Fructan supplementation decreased daily food and/or energy intake and body weight gain in general. The mice with diets that included Raftilose 95 ate 11% less food than mice with a standard diet. The mice with diets that included Agave tequilana ate 10% less food than mice with a standard diet.
Other health differences were observed. Serum glucose concentrations were 19% lower in mice with Raftilose 95 in their diet than in the standard diet. Serum glucose concentrations were 15% lower in mice with Agave tequilana in their diet and 14% lower in mice with Dasylirion spp. in their diet. Reduction of cholesterol concentrations reached about 20% in mice with any of the three types of fructans in their diets.

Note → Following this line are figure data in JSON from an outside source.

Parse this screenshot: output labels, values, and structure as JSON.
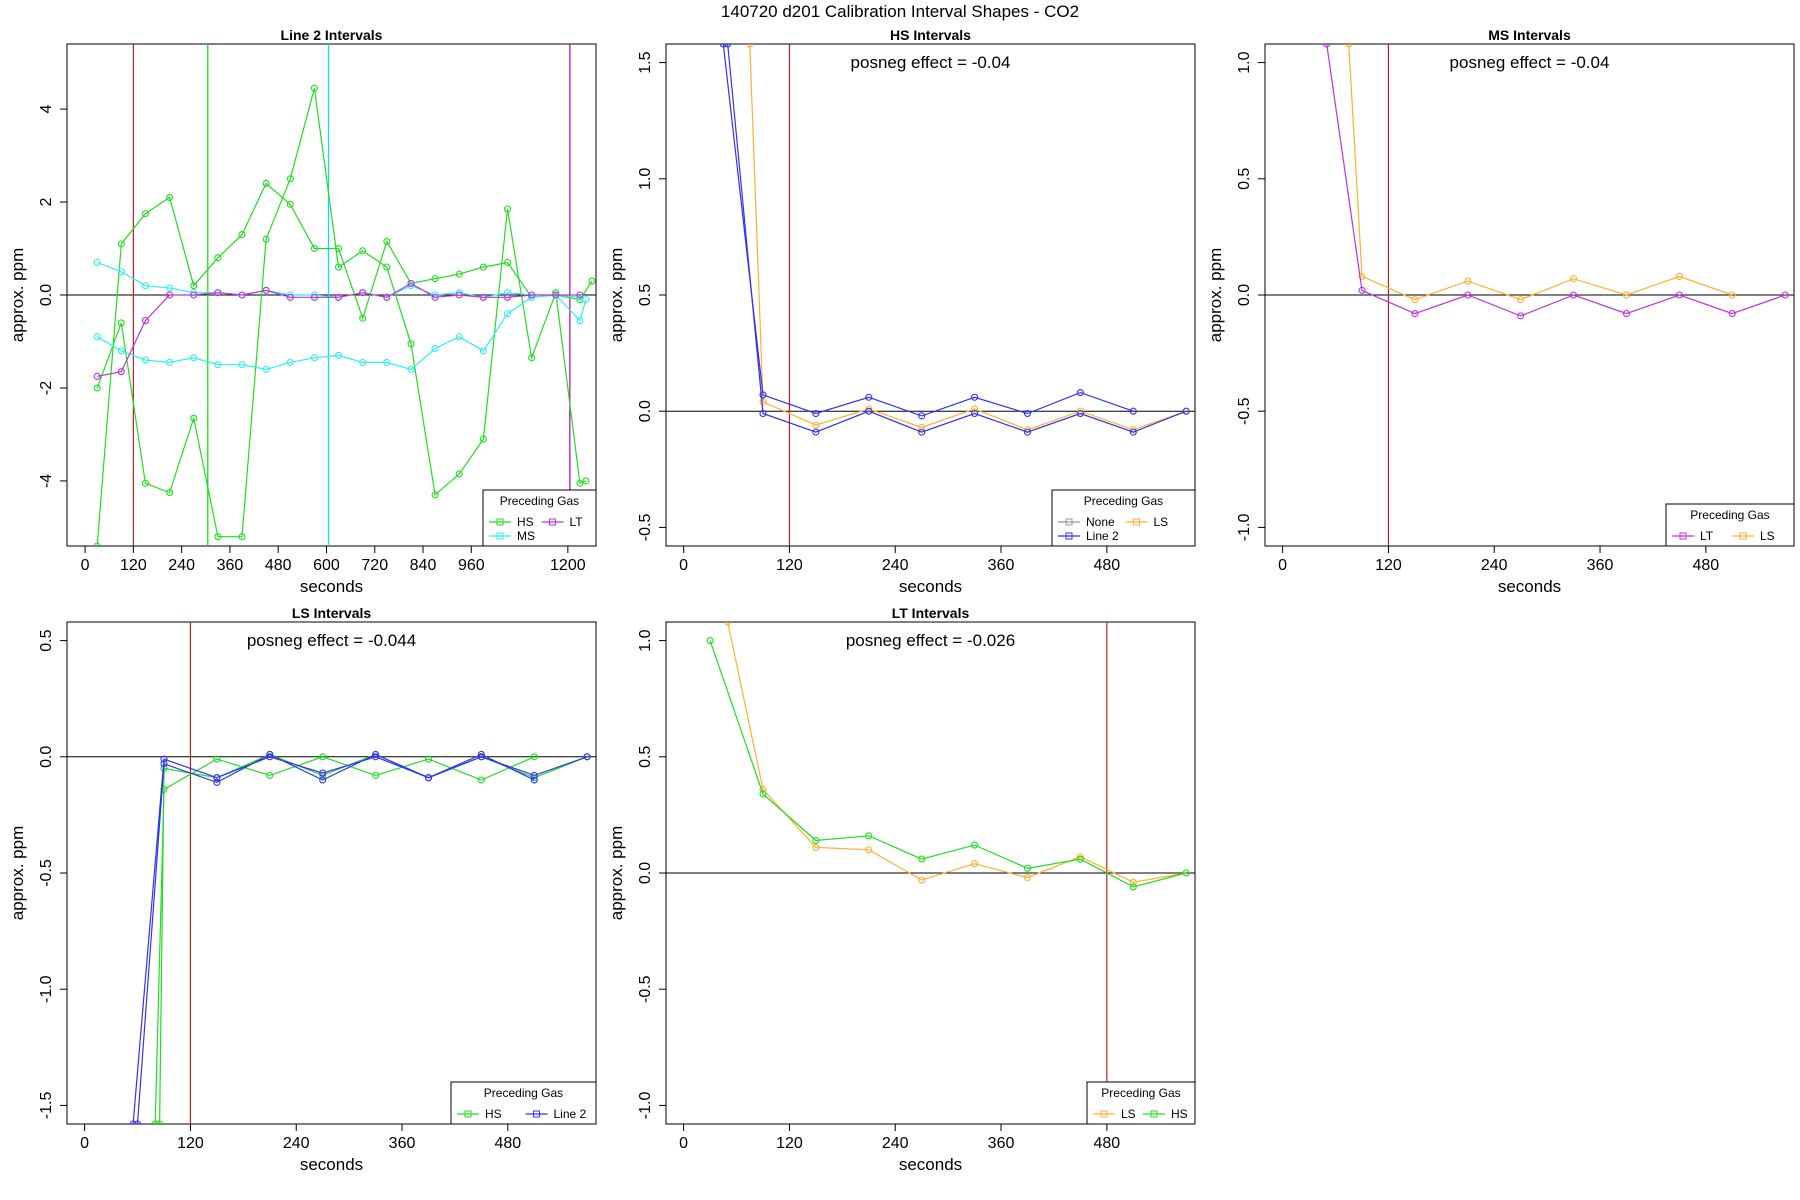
{
  "page_title": "140720  d201   Calibration Interval Shapes - CO2",
  "chart_data": [
    {
      "type": "line",
      "title": "Line 2 Intervals",
      "xlabel": "seconds",
      "ylabel": "approx. ppm",
      "xlim": [
        -45,
        1270
      ],
      "ylim": [
        -5.4,
        5.4
      ],
      "xticks": [
        0,
        120,
        240,
        360,
        480,
        600,
        720,
        840,
        960,
        1200
      ],
      "yticks": [
        -4,
        -2,
        0,
        2,
        4
      ],
      "annotation": "",
      "vlines": [
        {
          "x": 120,
          "color": "#b22222"
        },
        {
          "x": 305,
          "color": "#00e000"
        },
        {
          "x": 605,
          "color": "#00e5ee"
        },
        {
          "x": 1205,
          "color": "#b000b0"
        }
      ],
      "legend": {
        "title": "Preceding Gas",
        "position": "bottom-right",
        "entries": [
          {
            "label": "HS",
            "color": "#22dd22"
          },
          {
            "label": "LT",
            "color": "#bb33dd"
          },
          {
            "label": "MS",
            "color": "#33eeee"
          }
        ]
      },
      "series": [
        {
          "name": "HS",
          "color": "#22dd22",
          "x": [
            30,
            90,
            150,
            210,
            270,
            330,
            390,
            450,
            510,
            570,
            630,
            690,
            750,
            810,
            870,
            930,
            990,
            1050,
            1110,
            1170,
            1230,
            1260
          ],
          "y": [
            -5.4,
            1.1,
            1.75,
            2.1,
            0.2,
            0.8,
            1.3,
            2.4,
            1.95,
            1.0,
            1.0,
            -0.5,
            1.15,
            0.25,
            0.35,
            0.45,
            0.6,
            0.7,
            -0.05,
            0.0,
            -0.1,
            0.3
          ]
        },
        {
          "name": "HS",
          "color": "#22dd22",
          "x": [
            30,
            90,
            150,
            210,
            270,
            330,
            390,
            450,
            510,
            570,
            630,
            690,
            750,
            810,
            870,
            930,
            990,
            1050,
            1110,
            1170,
            1230,
            1245
          ],
          "y": [
            -2.0,
            -0.6,
            -4.05,
            -4.25,
            -2.65,
            -5.2,
            -5.2,
            1.2,
            2.5,
            4.45,
            0.6,
            0.95,
            0.6,
            -1.05,
            -4.3,
            -3.85,
            -3.1,
            1.85,
            -1.35,
            0.05,
            -4.05,
            -4.0
          ]
        },
        {
          "name": "MS",
          "color": "#33eeee",
          "x": [
            30,
            90,
            150,
            210,
            270,
            330,
            390,
            450,
            510,
            570,
            630,
            690,
            750,
            810,
            870,
            930,
            990,
            1050,
            1110,
            1170,
            1230
          ],
          "y": [
            0.7,
            0.5,
            0.2,
            0.15,
            0.05,
            0.05,
            0.0,
            0.1,
            0.0,
            0.0,
            -0.05,
            0.05,
            -0.05,
            0.2,
            0.0,
            0.05,
            -0.05,
            0.05,
            0.0,
            0.0,
            -0.05
          ]
        },
        {
          "name": "MS",
          "color": "#33eeee",
          "x": [
            30,
            90,
            150,
            210,
            270,
            330,
            390,
            450,
            510,
            570,
            630,
            690,
            750,
            810,
            870,
            930,
            990,
            1050,
            1110,
            1170,
            1230,
            1245
          ],
          "y": [
            -0.9,
            -1.2,
            -1.4,
            -1.45,
            -1.35,
            -1.5,
            -1.5,
            -1.6,
            -1.45,
            -1.35,
            -1.3,
            -1.45,
            -1.45,
            -1.6,
            -1.15,
            -0.9,
            -1.2,
            -0.4,
            -0.05,
            0.0,
            -0.55,
            -0.1
          ]
        },
        {
          "name": "LT",
          "color": "#bb33dd",
          "x": [
            30,
            90,
            150,
            210,
            270,
            330,
            390,
            450,
            510,
            570,
            630,
            690,
            750,
            810,
            870,
            930,
            990,
            1050,
            1110,
            1170,
            1230
          ],
          "y": [
            -1.75,
            -1.65,
            -0.55,
            0.0,
            0.0,
            0.05,
            0.0,
            0.1,
            -0.05,
            -0.05,
            -0.05,
            0.05,
            -0.05,
            0.25,
            -0.05,
            0.0,
            -0.05,
            -0.05,
            0.0,
            0.0,
            0.0
          ]
        }
      ]
    },
    {
      "type": "line",
      "title": "HS Intervals",
      "xlabel": "seconds",
      "ylabel": "approx. ppm",
      "xlim": [
        -20,
        580
      ],
      "ylim": [
        -0.58,
        1.58
      ],
      "xticks": [
        0,
        120,
        240,
        360,
        480
      ],
      "yticks": [
        -0.5,
        0.0,
        0.5,
        1.0,
        1.5
      ],
      "annotation": "posneg effect = -0.04",
      "vlines": [
        {
          "x": 120,
          "color": "#b22222"
        }
      ],
      "legend": {
        "title": "Preceding Gas",
        "position": "bottom-right",
        "entries": [
          {
            "label": "None",
            "color": "#999999"
          },
          {
            "label": "LS",
            "color": "#ffb030"
          },
          {
            "label": "Line 2",
            "color": "#3333ee"
          }
        ]
      },
      "series": [
        {
          "name": "LS",
          "color": "#ffb030",
          "x": [
            75,
            90,
            150,
            210,
            270,
            330,
            390,
            450,
            510,
            570
          ],
          "y": [
            1.58,
            0.04,
            -0.06,
            0.01,
            -0.07,
            0.01,
            -0.08,
            0.0,
            -0.08,
            0.0
          ]
        },
        {
          "name": "Line 2",
          "color": "#3333ee",
          "x": [
            45,
            90,
            150,
            210,
            270,
            330,
            390,
            450,
            510
          ],
          "y": [
            1.58,
            0.07,
            -0.01,
            0.06,
            -0.02,
            0.06,
            -0.01,
            0.08,
            0.0
          ]
        },
        {
          "name": "Line 2",
          "color": "#3333ee",
          "x": [
            50,
            90,
            150,
            210,
            270,
            330,
            390,
            450,
            510,
            570
          ],
          "y": [
            1.58,
            -0.01,
            -0.09,
            0.0,
            -0.09,
            -0.01,
            -0.09,
            -0.01,
            -0.09,
            0.0
          ]
        }
      ]
    },
    {
      "type": "line",
      "title": "MS Intervals",
      "xlabel": "seconds",
      "ylabel": "approx. ppm",
      "xlim": [
        -20,
        580
      ],
      "ylim": [
        -1.08,
        1.08
      ],
      "xticks": [
        0,
        120,
        240,
        360,
        480
      ],
      "yticks": [
        -1.0,
        -0.5,
        0.0,
        0.5,
        1.0
      ],
      "annotation": "posneg effect = -0.04",
      "vlines": [
        {
          "x": 120,
          "color": "#b22222"
        }
      ],
      "legend": {
        "title": "Preceding Gas",
        "position": "bottom-right",
        "entries": [
          {
            "label": "LT",
            "color": "#bb33dd"
          },
          {
            "label": "LS",
            "color": "#ffb030"
          }
        ]
      },
      "series": [
        {
          "name": "LS",
          "color": "#ffb030",
          "x": [
            75,
            90,
            150,
            210,
            270,
            330,
            390,
            450,
            510
          ],
          "y": [
            1.08,
            0.08,
            -0.02,
            0.06,
            -0.02,
            0.07,
            0.0,
            0.08,
            0.0
          ]
        },
        {
          "name": "LT",
          "color": "#bb33dd",
          "x": [
            50,
            90,
            150,
            210,
            270,
            330,
            390,
            450,
            510,
            570
          ],
          "y": [
            1.08,
            0.02,
            -0.08,
            0.0,
            -0.09,
            0.0,
            -0.08,
            0.0,
            -0.08,
            0.0
          ]
        }
      ]
    },
    {
      "type": "line",
      "title": "LS Intervals",
      "xlabel": "seconds",
      "ylabel": "approx. ppm",
      "xlim": [
        -20,
        580
      ],
      "ylim": [
        -1.58,
        0.58
      ],
      "xticks": [
        0,
        120,
        240,
        360,
        480
      ],
      "yticks": [
        -1.5,
        -1.0,
        -0.5,
        0.0,
        0.5
      ],
      "annotation": "posneg effect = -0.044",
      "vlines": [
        {
          "x": 120,
          "color": "#b22222"
        }
      ],
      "legend": {
        "title": "Preceding Gas",
        "position": "bottom-right",
        "entries": [
          {
            "label": "HS",
            "color": "#22dd22"
          },
          {
            "label": "Line 2",
            "color": "#3333ee"
          }
        ]
      },
      "series": [
        {
          "name": "HS",
          "color": "#22dd22",
          "x": [
            80,
            90,
            150,
            210,
            270,
            330,
            390,
            450,
            510
          ],
          "y": [
            -1.58,
            -0.14,
            -0.01,
            -0.08,
            0.0,
            -0.08,
            -0.01,
            -0.1,
            0.0
          ]
        },
        {
          "name": "HS",
          "color": "#22dd22",
          "x": [
            85,
            90,
            150,
            210,
            270,
            330,
            390,
            450,
            510,
            570
          ],
          "y": [
            -1.58,
            -0.05,
            -0.09,
            0.01,
            -0.08,
            0.01,
            -0.09,
            0.0,
            -0.09,
            0.0
          ]
        },
        {
          "name": "Line 2",
          "color": "#3333ee",
          "x": [
            55,
            90,
            150,
            210,
            270,
            330,
            390,
            450,
            510,
            570
          ],
          "y": [
            -1.58,
            -0.01,
            -0.09,
            0.0,
            -0.07,
            0.0,
            -0.09,
            0.0,
            -0.08,
            0.0
          ]
        },
        {
          "name": "Line 2",
          "color": "#3333ee",
          "x": [
            60,
            90,
            150,
            210,
            270,
            330,
            390,
            450,
            510
          ],
          "y": [
            -1.58,
            -0.03,
            -0.11,
            0.01,
            -0.1,
            0.01,
            -0.09,
            0.01,
            -0.1
          ]
        }
      ]
    },
    {
      "type": "line",
      "title": "LT Intervals",
      "xlabel": "seconds",
      "ylabel": "approx. ppm",
      "xlim": [
        -20,
        580
      ],
      "ylim": [
        -1.08,
        1.08
      ],
      "xticks": [
        0,
        120,
        240,
        360,
        480
      ],
      "yticks": [
        -1.0,
        -0.5,
        0.0,
        0.5,
        1.0
      ],
      "annotation": "posneg effect = -0.026",
      "vlines": [
        {
          "x": 480,
          "color": "#b22222"
        }
      ],
      "legend": {
        "title": "Preceding Gas",
        "position": "bottom-right",
        "entries": [
          {
            "label": "LS",
            "color": "#ffb030"
          },
          {
            "label": "HS",
            "color": "#22dd22"
          }
        ]
      },
      "series": [
        {
          "name": "LS",
          "color": "#ffb030",
          "x": [
            50,
            90,
            150,
            210,
            270,
            330,
            390,
            450,
            510,
            570
          ],
          "y": [
            1.08,
            0.36,
            0.11,
            0.1,
            -0.03,
            0.04,
            -0.02,
            0.07,
            -0.04,
            0.0
          ]
        },
        {
          "name": "HS",
          "color": "#22dd22",
          "x": [
            30,
            90,
            150,
            210,
            270,
            330,
            390,
            450,
            510,
            570
          ],
          "y": [
            1.0,
            0.34,
            0.14,
            0.16,
            0.06,
            0.12,
            0.02,
            0.06,
            -0.06,
            0.0
          ]
        }
      ]
    }
  ]
}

"Interestingly, among tested fructans, the one from A. tequilana was the most potent to decrease fat mass, body and liver weight," the researchers said. "We propose that this novel source of fructans could be interesting in studies devoted to relating specific modulation of the microbial flora and the risk of diseases associated with obesity."
The researchers added other studies may involve other types of fructans from different botanical and geographical origins.
Sensus, based in Rosendaal, The Netherlands, has launched a clinical study to determine the effects Frutafit and Frutalose lines of chicory root fiber have on satiety and weight management, said Scott Turowski, technical sales representative for Sensus America Inc., Monmouth Junction, N.J. Results of the one-year intervention are expected later next year.
"Initial studies have shown that chicory root fiber may positively affect satiety-related hormones, leading to a decrease in daily caloric intake," Mr. Turowski said.
Inulin-based ingredients offer several benefits, said Joseph O’Neil, executive vice-president of sales and marketing for Beneo-Orafti and based in Morris Plains, N.J. Studies have examined inulin’s effects on immunity and digestive health and its ability to reduce sugar and fat in products, he said. Other benefits are working as a binder in nutrition bars and enhancing fruit flavors.
Beneo-Orafti will implement a 25% increase on its range of Orafti products on Nov. 1 because of increases in energy, raw material and processing costs. Mr. O’Neil said supply of chicory root is not a problem. While Beneo-Orafti historically has contracted with chicory root growers in Belgium and in Holland, the company last year invested in a second manufacturing plant in Chile.
Sensus contracts Dutch and Belgium farmers for the production and supply of chicory roots to produce Frutafit and Frutalose inulin and fructooligosaccharides (FOS). Sensus has implemented a plant expansion to continue to meet the increasing demand of its current customer base, Mr. Turowski said.
GTC Nutrition, Golden, Colo., sources from the Blue Weber agave plant in Mexico for its recently launched BioAgave agave active fiber, which is 90% inulin. The ingredient launch was a collaborative effort between GTC Nutrition and Mexico-based CPIngredientes, both affiliates of Corn Products International, Inc., Westchester, Ill.
"There is currently an abundant supply of Blue Weber agave plant to meet capacity for the foreseeable future," said Dr. Coni Francis, Ph.D., senior manager of scientific and government affairs for GTC Nutrition.